There are some dogs in Varick's pedigree that are not in the database, but the dogs that are, I am pretty pleased with. 
(Sorry it took so long for me to post, I have been extremely busy, as you can imagine.)
Some of you may be incredibly disappointed, but I am happy with the decision I have made. 

Varick vom Haus Jeffery


----------



## apenn0006 (Jun 22, 2012)

He's beautiful, that's for sure! It almost looks like his tail is striped in the top photo...or it could just be the way it comes across on the computer. I love his big ol ears


----------



## Freestep (May 1, 2011)

Nice looking pup! I don't remember the original thread... what is his breeding?


----------



## Lucy Dog (Aug 10, 2008)

I remember that thread. Not surprised at all you ended up getting him. Congrats and good luck with him.


----------



## Nigel (Jul 10, 2012)

He is a very handsome boy! You make the best choice that works for you! We had a little frustration when helping my MIL find hers. My wife's siblings got involved and complained about the cost & blah blah blah.  Congratulations and enjoy him!


----------



## 1sttimeforgsd (Jul 29, 2010)

Very handsome boy, thanks for sharing him with us. :wub:


----------



## HarleyTheGSD (Feb 13, 2012)

apenn0006 said:


> He's beautiful, that's for sure! It almost looks like his tail is striped in the top photo...or it could just be the way it comes across on the computer. I love his big ol ears


 Thank you! Hmm, you're right. I've never noticed that, so it might be just the way the camera took the photo. (I used my phone's camera, so I wouldn't be surprised.)


----------



## HarleyTheGSD (Feb 13, 2012)

Freestep said:


> Nice looking pup! I don't remember the original thread... what is his breeding?

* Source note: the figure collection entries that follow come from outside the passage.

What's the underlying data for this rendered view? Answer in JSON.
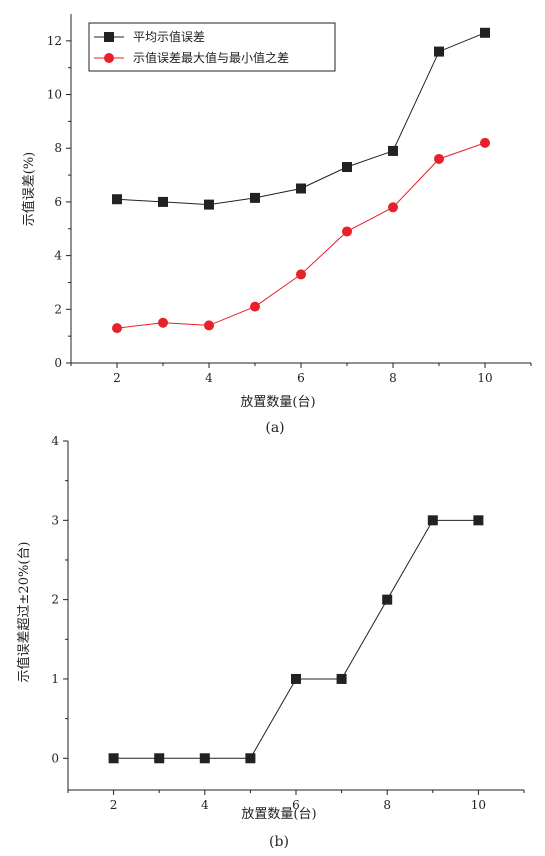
{
  "chart_data": [
    {
      "type": "line",
      "caption": "(a)",
      "xlabel": "放置数量(台)",
      "ylabel": "示值误差(%)",
      "xlim": [
        1,
        11
      ],
      "ylim": [
        0,
        13
      ],
      "xticks": [
        2,
        4,
        6,
        8,
        10
      ],
      "yticks": [
        0,
        2,
        4,
        6,
        8,
        10,
        12
      ],
      "legend_position": "top-left",
      "grid": false,
      "x": [
        2,
        3,
        4,
        5,
        6,
        7,
        8,
        9,
        10
      ],
      "series": [
        {
          "name": "平均示值误差",
          "marker": "square",
          "color": "#222222",
          "values": [
            6.1,
            6.0,
            5.9,
            6.15,
            6.5,
            7.3,
            7.9,
            11.6,
            12.3
          ]
        },
        {
          "name": "示值误差最大值与最小值之差",
          "marker": "circle",
          "color": "#e8202a",
          "values": [
            1.3,
            1.5,
            1.4,
            2.1,
            3.3,
            4.9,
            5.8,
            7.6,
            8.2
          ]
        }
      ]
    },
    {
      "type": "line",
      "caption": "(b)",
      "xlabel": "放置数量(台)",
      "ylabel": "示值误差超过±20%(台)",
      "xlim": [
        1,
        11
      ],
      "ylim": [
        -0.4,
        4
      ],
      "xticks": [
        2,
        4,
        6,
        8,
        10
      ],
      "yticks": [
        0,
        1,
        2,
        3,
        4
      ],
      "grid": false,
      "x": [
        2,
        3,
        4,
        5,
        6,
        7,
        8,
        9,
        10
      ],
      "series": [
        {
          "marker": "square",
          "color": "#222222",
          "values": [
            0,
            0,
            0,
            0,
            1,
            1,
            2,
            3,
            3
          ]
        }
      ]
    }
  ]
}
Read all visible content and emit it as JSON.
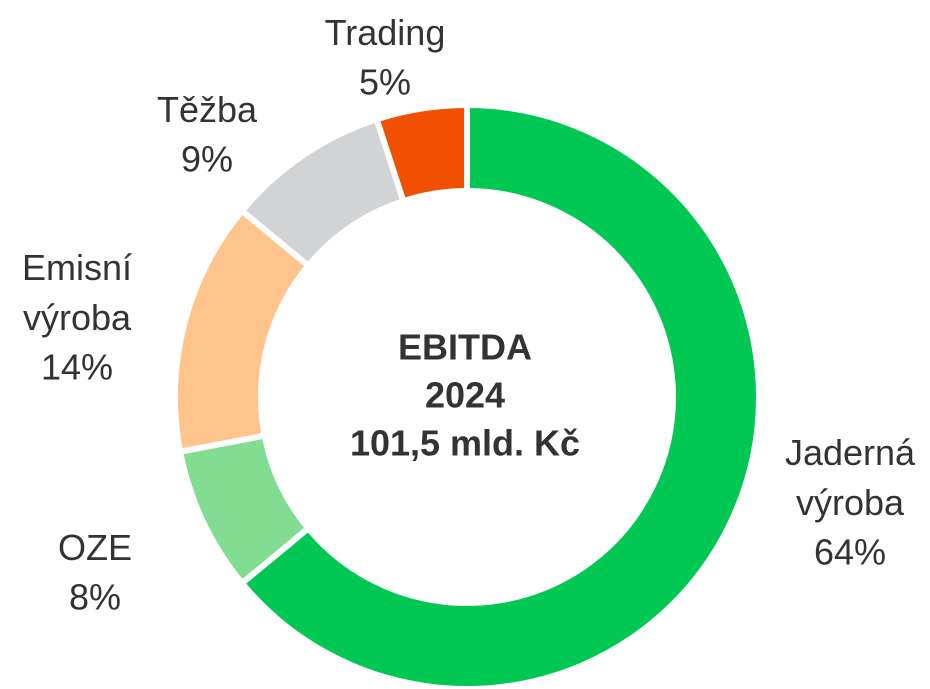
{
  "chart_data": {
    "type": "donut",
    "title": [
      "EBITDA",
      "2024",
      "101,5 mld. Kč"
    ],
    "categories": [
      "Jaderná výroba",
      "OZE",
      "Emisní výroba",
      "Těžba",
      "Trading"
    ],
    "values": [
      64,
      8,
      14,
      9,
      5
    ],
    "value_labels": [
      "64%",
      "8%",
      "14%",
      "9%",
      "5%"
    ],
    "colors": [
      "#00c853",
      "#82dc91",
      "#ffc48c",
      "#d1d3d4",
      "#f05000"
    ]
  }
}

 His lines, do you mean? He has DDR working (probably some Czech as well), and German show.


----------



## HarleyTheGSD (Feb 13, 2012)

Lucy Dog said:


> I remember that thread. Not surprised at all you ended up getting him. Congrats and good luck with him.


 Yes, many would have expected me getting him. Thank you.


----------



## HarleyTheGSD (Feb 13, 2012)

Nigel said:


> He is a very handsome boy! You make the best choice that works for you! We had a little frustration when helping my MIL find hers. My wife's siblings got involved and complained about the cost & blah blah blah. Congratulations and enjoy him!


 Thank you!


----------



## HarleyTheGSD (Feb 13, 2012)

1sttimeforgsd said:


> Very handsome boy, thanks for sharing him with us. :wub:


 Thanks!


----------



## Gregc (Aug 10, 2012)

Best of luck with him. He does look pretty cool!


----------



## HarleyTheGSD (Feb 13, 2012)

Gregc said:


> Best of luck with him. He does look pretty cool!


 Thank you, I believe so as well.


----------



## Jax08 (Feb 13, 2009)

He's adorable! Good luck and have fun with him!


----------



## HarleyTheGSD (Feb 13, 2012)

Jax08 said:


> He's adorable! Good luck and have fun with him!


 Thanks! Oh, I will.


----------



## onyx'girl (May 18, 2007)

apenn0006 said:


> He's beautiful, that's for sure! It almost looks like his tail is striped in the top photo...or it could just be the way it comes across on the computer. I love his big ol ears


That is his adult coat colors beginning to come in....soon he'll be as dark as his tail!
Cute pup~ congrats!


----------



## HarleyTheGSD (Feb 13, 2012)

onyx'girl said:


> That is his adult coat colors beginning to come in....soon he'll be as dark as his tail!
> Cute pup~ congrats!


 Oh yeah, he is going to be a very dark boy. 
Thanks!


----------



## Stosh (Jun 26, 2010)

What a handsome pup!


----------